Following Dr C.’s teaching, Daphne makes clear the point that HDT is by no means a cure, miracle or otherwise, and does not even replace the need for l-dopa supplementation (PD medication).
Indeed, Dr C. often prescribed l-dopa alongside thiamine injections. The point of the therapy is that it supports the efficacy of other interventions, prevents or postpones the need for ever increasing amounts of l-dopa, and decreases the side effects such as dyskinesia. Indeed, optimized HDT seems to halt the progression of the disease, and also stops the need for ever increasing amounts of l-dopa.
Daphne then provides a collection of anecdotal stories from other people with PD who have tried HDT, who explain what did and didn’t work for them, what process they followed, and any benefits they noticed. To my mind, such real world, lived experiences of people with PD themselves, is as valuable as any clinical trial.
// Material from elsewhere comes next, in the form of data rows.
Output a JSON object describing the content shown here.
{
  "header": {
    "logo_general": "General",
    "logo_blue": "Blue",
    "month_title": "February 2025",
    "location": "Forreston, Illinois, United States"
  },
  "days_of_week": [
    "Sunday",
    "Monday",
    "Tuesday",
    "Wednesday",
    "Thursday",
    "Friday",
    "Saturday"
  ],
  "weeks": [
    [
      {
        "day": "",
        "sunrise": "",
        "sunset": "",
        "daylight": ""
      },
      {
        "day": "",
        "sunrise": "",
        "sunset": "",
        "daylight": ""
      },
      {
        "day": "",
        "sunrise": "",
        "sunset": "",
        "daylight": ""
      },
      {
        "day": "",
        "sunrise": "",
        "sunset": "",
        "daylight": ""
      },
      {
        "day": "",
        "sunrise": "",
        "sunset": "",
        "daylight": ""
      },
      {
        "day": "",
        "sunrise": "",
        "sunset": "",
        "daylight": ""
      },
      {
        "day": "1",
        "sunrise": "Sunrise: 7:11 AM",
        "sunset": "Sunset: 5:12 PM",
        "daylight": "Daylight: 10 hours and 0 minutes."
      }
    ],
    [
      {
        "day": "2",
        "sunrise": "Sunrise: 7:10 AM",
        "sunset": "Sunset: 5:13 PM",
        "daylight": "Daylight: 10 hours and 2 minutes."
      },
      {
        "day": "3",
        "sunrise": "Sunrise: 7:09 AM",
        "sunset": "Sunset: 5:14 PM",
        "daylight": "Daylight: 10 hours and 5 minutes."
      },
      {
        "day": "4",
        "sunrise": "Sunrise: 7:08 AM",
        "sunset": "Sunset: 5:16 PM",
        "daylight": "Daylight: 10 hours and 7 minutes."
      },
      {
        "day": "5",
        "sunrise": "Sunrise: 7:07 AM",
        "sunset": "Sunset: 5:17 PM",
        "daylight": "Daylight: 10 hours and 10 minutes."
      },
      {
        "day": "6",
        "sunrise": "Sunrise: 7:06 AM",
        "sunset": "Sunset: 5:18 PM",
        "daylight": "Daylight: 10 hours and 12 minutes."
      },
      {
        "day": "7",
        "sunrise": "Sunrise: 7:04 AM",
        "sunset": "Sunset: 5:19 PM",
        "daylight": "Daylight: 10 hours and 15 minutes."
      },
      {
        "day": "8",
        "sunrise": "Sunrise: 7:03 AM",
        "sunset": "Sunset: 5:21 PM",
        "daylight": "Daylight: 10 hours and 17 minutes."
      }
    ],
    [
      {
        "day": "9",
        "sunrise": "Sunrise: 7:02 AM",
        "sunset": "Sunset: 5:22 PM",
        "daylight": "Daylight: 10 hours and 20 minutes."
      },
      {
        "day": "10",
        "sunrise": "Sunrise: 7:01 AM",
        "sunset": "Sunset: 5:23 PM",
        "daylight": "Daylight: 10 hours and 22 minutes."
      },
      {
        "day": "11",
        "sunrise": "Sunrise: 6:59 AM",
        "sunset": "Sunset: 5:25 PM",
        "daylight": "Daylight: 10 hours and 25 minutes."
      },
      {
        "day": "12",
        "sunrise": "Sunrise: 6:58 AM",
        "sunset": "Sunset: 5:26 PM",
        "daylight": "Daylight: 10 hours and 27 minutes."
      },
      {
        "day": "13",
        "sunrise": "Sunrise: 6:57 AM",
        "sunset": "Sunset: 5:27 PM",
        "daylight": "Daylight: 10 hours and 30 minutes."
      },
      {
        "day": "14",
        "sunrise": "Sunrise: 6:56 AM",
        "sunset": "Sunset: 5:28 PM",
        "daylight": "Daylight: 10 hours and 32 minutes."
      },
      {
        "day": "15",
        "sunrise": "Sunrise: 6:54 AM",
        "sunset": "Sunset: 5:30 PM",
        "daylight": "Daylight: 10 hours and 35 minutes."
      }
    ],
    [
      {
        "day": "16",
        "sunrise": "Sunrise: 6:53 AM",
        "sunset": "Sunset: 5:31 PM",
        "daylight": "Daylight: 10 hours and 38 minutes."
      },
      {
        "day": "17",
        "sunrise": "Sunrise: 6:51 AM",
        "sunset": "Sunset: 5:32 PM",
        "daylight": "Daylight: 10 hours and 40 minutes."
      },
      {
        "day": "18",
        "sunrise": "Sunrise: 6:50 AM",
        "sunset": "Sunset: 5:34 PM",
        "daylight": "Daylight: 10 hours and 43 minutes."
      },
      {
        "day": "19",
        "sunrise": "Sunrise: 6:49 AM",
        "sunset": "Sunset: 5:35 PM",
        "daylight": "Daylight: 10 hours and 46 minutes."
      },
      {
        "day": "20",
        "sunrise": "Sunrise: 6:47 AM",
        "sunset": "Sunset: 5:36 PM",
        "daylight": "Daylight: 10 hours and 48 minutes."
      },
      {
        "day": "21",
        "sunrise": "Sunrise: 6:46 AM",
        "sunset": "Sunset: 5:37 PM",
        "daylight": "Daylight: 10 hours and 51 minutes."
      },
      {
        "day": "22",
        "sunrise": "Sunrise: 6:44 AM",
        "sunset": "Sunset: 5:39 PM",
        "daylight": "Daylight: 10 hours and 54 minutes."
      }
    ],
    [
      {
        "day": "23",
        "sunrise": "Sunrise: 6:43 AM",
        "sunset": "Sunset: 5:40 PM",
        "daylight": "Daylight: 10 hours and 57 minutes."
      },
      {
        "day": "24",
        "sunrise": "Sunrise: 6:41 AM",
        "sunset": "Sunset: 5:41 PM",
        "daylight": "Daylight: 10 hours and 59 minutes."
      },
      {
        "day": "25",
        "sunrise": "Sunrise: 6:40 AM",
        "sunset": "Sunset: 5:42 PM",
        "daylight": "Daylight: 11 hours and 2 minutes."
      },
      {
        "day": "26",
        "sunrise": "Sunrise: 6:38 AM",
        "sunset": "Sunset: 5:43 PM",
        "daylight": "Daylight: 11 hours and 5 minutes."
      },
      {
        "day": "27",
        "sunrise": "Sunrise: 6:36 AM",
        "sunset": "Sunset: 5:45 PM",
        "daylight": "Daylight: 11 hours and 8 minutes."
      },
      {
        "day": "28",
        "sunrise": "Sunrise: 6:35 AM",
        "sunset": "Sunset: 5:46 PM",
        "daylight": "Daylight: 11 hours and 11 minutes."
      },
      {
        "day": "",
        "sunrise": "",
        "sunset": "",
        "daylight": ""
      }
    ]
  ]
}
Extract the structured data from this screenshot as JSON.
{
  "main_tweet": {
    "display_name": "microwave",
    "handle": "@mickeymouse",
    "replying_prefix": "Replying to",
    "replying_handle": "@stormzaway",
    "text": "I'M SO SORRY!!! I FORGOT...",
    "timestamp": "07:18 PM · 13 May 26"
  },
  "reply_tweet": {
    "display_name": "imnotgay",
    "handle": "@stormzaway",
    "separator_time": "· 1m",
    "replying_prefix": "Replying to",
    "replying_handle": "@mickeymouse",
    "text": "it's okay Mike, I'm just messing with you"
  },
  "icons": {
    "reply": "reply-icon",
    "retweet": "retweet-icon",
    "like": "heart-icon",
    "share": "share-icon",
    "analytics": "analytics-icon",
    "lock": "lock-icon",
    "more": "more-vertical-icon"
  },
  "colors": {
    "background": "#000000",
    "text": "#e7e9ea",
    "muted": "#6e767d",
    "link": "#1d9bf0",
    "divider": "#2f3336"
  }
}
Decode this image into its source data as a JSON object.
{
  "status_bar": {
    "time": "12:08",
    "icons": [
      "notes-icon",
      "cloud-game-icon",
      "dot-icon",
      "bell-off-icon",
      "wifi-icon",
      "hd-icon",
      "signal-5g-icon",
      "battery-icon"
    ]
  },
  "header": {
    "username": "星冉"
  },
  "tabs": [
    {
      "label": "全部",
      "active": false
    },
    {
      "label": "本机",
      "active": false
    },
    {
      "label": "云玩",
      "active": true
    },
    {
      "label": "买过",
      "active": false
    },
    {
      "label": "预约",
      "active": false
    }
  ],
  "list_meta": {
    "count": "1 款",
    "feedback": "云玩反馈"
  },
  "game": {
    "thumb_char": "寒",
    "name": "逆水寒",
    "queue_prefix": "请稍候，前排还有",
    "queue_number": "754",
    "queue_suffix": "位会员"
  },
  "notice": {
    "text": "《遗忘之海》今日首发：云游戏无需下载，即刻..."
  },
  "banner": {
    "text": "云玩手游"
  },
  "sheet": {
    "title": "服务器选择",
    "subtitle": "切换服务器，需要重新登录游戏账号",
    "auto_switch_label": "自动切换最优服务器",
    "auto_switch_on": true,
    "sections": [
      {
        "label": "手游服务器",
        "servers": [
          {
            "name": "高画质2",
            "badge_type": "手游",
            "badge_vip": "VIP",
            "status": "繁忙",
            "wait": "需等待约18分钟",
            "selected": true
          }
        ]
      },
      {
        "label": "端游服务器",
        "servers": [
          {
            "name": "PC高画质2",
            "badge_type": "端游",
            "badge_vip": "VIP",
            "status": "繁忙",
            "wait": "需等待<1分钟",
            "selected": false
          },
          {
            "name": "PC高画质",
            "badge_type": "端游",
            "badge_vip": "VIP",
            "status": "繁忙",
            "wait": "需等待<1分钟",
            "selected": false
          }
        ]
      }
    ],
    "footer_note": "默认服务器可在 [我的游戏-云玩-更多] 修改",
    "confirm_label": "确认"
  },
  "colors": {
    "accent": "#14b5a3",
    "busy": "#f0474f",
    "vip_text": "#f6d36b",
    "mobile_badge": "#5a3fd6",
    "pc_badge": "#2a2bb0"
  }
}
From my perspective, as someone who aims to ultimately fully recover and reduce the need for any l-dopa, it would seem to me that optimized HDT may provide a window of opportunity for those of us who are already on high levels of l-dopa, in order to reduce the side effects and the drug wear off times, and hence allow the space to put other interventions and therapies in place for progressive symptom reduction.